Parker's latest honor, his election as corresponding fellow of the Royal Society of Edinburgh (RSE), has special resonance for him. “It was a particular pleasure and honor to learn that the Royal Society of Edinburgh has decided to elect me a Corresponding Fellow this year,” he said, “because I shall return to St. Andrews this spring as a Carnegie Centennial Professor, one of three appointed for 2016.”

"The Carnegie Trust has strong links with Ohio State, as well as with St Andrews: Some years ago it selected several departments at Ohio State to take part in the Carnegie Initiative on the Doctorate — an effort to identify and standardize best practices in postgraduate education," Parker said. "I was proud to take part in that process as a representative of the Department of History."

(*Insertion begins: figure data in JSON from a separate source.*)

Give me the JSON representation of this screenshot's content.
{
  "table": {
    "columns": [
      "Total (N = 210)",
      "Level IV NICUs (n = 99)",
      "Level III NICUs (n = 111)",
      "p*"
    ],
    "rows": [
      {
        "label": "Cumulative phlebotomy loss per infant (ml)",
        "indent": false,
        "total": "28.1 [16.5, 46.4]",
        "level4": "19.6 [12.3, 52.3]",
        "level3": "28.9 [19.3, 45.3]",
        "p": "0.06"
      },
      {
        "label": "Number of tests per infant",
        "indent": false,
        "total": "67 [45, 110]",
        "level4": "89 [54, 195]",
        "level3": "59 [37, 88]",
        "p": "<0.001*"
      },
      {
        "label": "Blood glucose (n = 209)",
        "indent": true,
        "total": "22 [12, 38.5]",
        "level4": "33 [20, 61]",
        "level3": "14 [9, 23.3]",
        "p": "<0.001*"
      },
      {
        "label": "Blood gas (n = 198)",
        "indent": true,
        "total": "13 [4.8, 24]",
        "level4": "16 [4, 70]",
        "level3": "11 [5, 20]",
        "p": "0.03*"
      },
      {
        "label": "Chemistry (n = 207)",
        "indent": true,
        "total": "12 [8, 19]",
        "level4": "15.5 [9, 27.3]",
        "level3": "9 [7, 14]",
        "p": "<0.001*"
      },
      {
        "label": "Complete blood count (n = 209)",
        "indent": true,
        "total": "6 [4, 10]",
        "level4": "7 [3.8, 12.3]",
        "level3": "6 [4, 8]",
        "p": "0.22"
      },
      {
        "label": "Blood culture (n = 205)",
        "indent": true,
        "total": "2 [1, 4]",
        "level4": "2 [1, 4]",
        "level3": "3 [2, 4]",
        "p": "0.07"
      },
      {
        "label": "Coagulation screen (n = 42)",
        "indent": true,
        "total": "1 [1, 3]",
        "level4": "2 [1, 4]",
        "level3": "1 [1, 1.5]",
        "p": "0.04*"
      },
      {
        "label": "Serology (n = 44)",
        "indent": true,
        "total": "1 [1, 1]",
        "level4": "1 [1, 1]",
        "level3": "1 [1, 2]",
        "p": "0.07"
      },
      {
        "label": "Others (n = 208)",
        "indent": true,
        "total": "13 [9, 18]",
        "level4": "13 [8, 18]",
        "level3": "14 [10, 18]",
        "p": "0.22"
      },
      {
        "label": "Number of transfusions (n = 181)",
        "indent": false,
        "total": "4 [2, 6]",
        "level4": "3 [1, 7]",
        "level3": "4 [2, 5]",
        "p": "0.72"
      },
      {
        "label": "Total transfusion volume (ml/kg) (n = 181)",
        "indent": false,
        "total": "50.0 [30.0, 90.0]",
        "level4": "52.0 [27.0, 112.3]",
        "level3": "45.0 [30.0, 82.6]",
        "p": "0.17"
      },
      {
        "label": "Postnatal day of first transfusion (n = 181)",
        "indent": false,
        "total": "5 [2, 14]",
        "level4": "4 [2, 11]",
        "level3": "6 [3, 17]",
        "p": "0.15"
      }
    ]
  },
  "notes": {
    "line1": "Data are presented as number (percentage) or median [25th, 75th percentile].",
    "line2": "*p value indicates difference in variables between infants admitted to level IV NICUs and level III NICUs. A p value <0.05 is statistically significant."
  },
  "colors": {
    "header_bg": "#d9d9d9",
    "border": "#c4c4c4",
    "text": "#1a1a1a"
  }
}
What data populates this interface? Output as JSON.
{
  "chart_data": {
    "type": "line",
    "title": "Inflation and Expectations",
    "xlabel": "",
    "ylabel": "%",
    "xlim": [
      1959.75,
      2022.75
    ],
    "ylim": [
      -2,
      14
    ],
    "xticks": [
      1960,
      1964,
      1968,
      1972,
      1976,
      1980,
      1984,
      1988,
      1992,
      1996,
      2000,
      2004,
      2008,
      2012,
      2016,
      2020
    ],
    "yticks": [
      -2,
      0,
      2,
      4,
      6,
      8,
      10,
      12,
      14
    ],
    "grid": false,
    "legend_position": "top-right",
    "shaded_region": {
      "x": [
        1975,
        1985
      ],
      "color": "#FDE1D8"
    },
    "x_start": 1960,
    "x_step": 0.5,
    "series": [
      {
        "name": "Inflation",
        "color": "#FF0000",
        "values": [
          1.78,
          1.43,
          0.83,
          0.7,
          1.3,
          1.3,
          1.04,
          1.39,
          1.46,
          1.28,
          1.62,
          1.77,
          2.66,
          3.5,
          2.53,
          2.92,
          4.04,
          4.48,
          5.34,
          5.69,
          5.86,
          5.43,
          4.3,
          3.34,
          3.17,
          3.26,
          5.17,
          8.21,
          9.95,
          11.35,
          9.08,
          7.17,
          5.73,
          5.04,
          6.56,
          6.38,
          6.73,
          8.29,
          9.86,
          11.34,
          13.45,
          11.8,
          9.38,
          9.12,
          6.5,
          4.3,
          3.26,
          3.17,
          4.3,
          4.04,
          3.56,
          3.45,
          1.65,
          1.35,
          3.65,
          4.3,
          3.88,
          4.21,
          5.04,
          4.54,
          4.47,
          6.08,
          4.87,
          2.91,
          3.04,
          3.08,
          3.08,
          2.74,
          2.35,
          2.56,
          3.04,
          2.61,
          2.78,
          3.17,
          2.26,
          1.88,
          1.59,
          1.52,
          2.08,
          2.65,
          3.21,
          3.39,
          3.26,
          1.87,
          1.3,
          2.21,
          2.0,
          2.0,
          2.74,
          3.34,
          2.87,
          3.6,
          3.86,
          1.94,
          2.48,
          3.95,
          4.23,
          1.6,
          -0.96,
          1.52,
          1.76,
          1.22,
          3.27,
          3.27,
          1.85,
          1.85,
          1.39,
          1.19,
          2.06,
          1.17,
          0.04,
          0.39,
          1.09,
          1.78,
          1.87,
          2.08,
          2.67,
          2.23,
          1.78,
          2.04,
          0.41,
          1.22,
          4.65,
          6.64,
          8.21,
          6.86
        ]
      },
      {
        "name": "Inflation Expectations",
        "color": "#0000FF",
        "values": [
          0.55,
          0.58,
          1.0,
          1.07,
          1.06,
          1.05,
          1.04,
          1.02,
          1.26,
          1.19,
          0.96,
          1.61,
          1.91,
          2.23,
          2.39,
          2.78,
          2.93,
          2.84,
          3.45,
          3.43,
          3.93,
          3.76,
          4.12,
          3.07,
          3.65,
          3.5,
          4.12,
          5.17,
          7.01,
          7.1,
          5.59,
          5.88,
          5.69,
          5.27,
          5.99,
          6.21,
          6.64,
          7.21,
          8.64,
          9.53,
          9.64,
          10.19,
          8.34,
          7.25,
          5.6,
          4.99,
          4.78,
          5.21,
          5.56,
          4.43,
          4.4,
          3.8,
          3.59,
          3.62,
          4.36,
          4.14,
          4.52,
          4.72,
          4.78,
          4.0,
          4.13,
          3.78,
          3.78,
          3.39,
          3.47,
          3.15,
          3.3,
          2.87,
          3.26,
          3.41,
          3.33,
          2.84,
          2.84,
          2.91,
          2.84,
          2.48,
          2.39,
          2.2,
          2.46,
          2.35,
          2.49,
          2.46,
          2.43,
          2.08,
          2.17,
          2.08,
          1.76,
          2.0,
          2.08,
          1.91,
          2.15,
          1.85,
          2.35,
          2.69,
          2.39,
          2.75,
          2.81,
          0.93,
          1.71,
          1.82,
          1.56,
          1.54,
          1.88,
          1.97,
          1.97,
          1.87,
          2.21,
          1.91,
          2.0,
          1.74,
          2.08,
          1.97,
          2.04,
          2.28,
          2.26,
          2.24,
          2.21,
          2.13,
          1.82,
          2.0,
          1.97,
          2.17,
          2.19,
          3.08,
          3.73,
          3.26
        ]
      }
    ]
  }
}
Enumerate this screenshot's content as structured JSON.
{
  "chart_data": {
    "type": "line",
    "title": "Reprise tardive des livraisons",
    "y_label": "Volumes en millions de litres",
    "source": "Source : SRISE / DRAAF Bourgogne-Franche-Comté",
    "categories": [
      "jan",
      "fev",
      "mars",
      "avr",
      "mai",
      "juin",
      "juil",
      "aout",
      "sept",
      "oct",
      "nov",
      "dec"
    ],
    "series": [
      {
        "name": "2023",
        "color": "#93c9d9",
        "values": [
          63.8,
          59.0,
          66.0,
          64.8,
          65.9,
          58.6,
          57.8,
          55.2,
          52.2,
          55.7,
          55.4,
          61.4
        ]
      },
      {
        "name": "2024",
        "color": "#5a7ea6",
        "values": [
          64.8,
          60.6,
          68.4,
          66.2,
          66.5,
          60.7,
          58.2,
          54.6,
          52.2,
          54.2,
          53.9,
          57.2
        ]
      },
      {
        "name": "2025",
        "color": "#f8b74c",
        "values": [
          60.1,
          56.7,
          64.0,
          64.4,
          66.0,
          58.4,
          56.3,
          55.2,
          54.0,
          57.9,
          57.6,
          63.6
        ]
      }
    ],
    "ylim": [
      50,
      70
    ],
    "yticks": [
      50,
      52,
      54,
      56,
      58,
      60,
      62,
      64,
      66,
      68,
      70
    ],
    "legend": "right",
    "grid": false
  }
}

“Also, I spent 14 years teaching at St. Andrews, 1972-86, and since then I have returned several times to lecture — both there and at other Scottish universities.”

Created in 1783 by Royal Charter for “the advancement of learning and useful knowledge,” the Royal Society of Edinburgh is Scotland’s National Academy of Science and Letters. New fellows, elected to the RSE through a rigorous five-stage nomination process, include the full spectrum of disciplines, giving it a multidisciplinary perspective that is unique among national academies.

All new fellows are invited to an Induction Day in mid-May — a formal ceremony at which they sign the society’s Roll Book to be formally admitted to the fellowship.

Parker is in exceptional company. Past society presidents include Sir Walter Scott, Lord Kelvin and Sir Michael Atiyah. Each year’s list of new inductees is both international and impressive — including Ohio State's only other RSE fellow, Distinguished University Professor and Professor of Chemistry James Cowan (2014).

Parker studies the social, political and military history of Europe between 1500 and 1650, with special reference to Spain and its empire. He is author, editor, or co-editor of 37 books and more than 100 articles and book chapters.

Parker's most recent book is The Global Crisis: War, Climate, and Catastrophe in the 17th Century (Yale University Press, 2013), concerning the climatically-induced crisis that created acute political, economic, intellectual and social upheaval all round the globe, causing the premature death of around one-third of the human population. Although not the first such worldwide crisis, it is both the most recent and the only one for which plentiful records survive.

Parker's best-known book is probably The Military Revolution: Military Innovation and the Rise of the West, 1500-1800, first published by Cambridge University Press in 1988 and winner of two book prizes. An expanded edition came out in 2002, with Chinese, French, Italian, Japanese and Spanish translations. He plans to publish a third, thoroughly revised edition in 2014.